Experiment with Real Images
The real experiment is conducted on a ceramic mouse. The mouse toy is put on a turntable. The relative positions of the lighting and the camera is fixed. The image sequence is taken by a Cannon 450D camera with a 34 mm lens. The camera is calibrated using a chessboard pattern and a mirror sphere is used to calibrate the light. The image sequence is captured with the rotation angle at five degree spacing. It can be observed that there are specularities on the body of the mouse. The intensity threshold is used to eliminate the bad effect of the specularities since the proposed algorithm only works well on lambertian surface. In order to avoid the shadow effect for solving the partial differential equation, Sthre = 27 is used which is smaller than the value used in the synthetic experiment since the captured images are comparatively darker. The original images and the characteristic curves are shown in Figure 6. Although the mouse toy has a complex topology and the images have shadows and specularities, good results can be obtained under this simple setting. Right column of Figure 6 shows the results.

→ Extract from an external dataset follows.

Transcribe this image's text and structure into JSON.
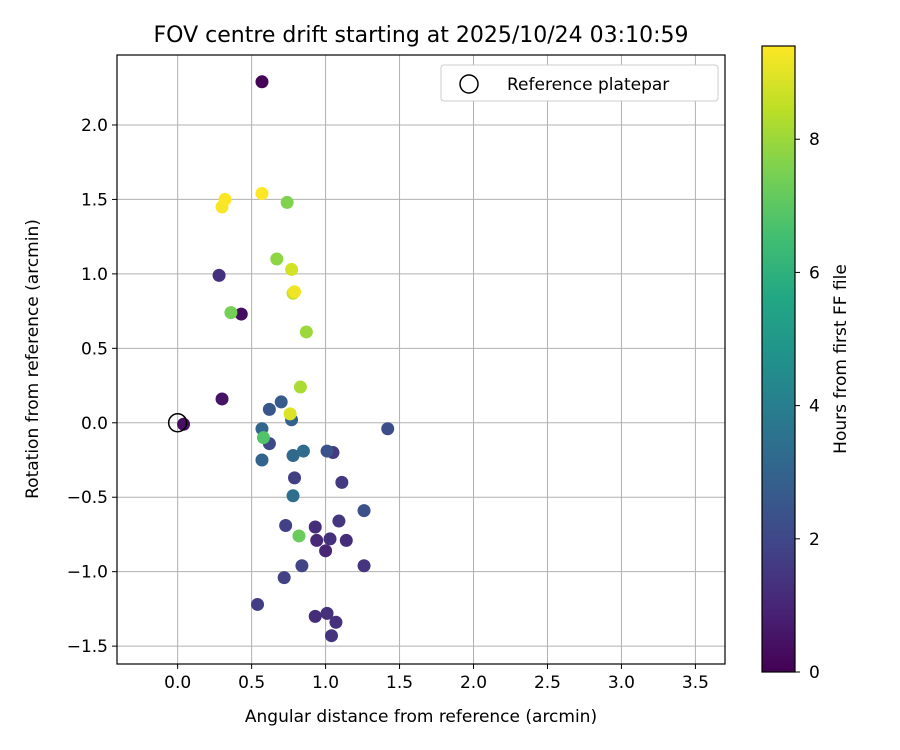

Fig. 6. Shape recovery for a mouse toy. Left column: two images used for shape recovery. Middle column: characteristic curves for the view corresponding to the top image in the left column (top) and the characteristic curves observed in a different view (bottom).Right column: Recovered shape with shadings in two different views.
Conclusions
This paper re-examines the fundamental ideas of the Two-Frame-Theory and derives a different form of first order quasi-linear partial differential equation for turntable motion. It extends the Two-Frame-Theory to perspective projection, and derives the Dirichlet boundary condition using dynamic programming. The shape of the object can be recovered by the method of characteristics. Turntable motion is considered in the paper as it is the most common setup for acquiring images around an object. Turntable motion also simplifies the analysis and avoids the difficulty of obtaining the rotation angle in [1]. The newly proposed partial differential equation makes the two frame method more useful for a more general setting. Although the proposed method is promising, it still has some limitations. For instance, the proposed algorithm cannot deal with object rotating with large angles. If the object rotates with large angle, image intensities on the second image cannot be approximated by the two dimensional Taylor expansion. Some coarse-to-fine strategies can be used to derive new equations. In additions, the object is assumed to have a lambertian surface and the lighting is assumed to be a directional light source. The recovered surface can be used as an initialization for shape recovery method using optimization, which can finally get a full 3D model. Further improvement should be made before the method can be applied to an object under general lightings and general motion.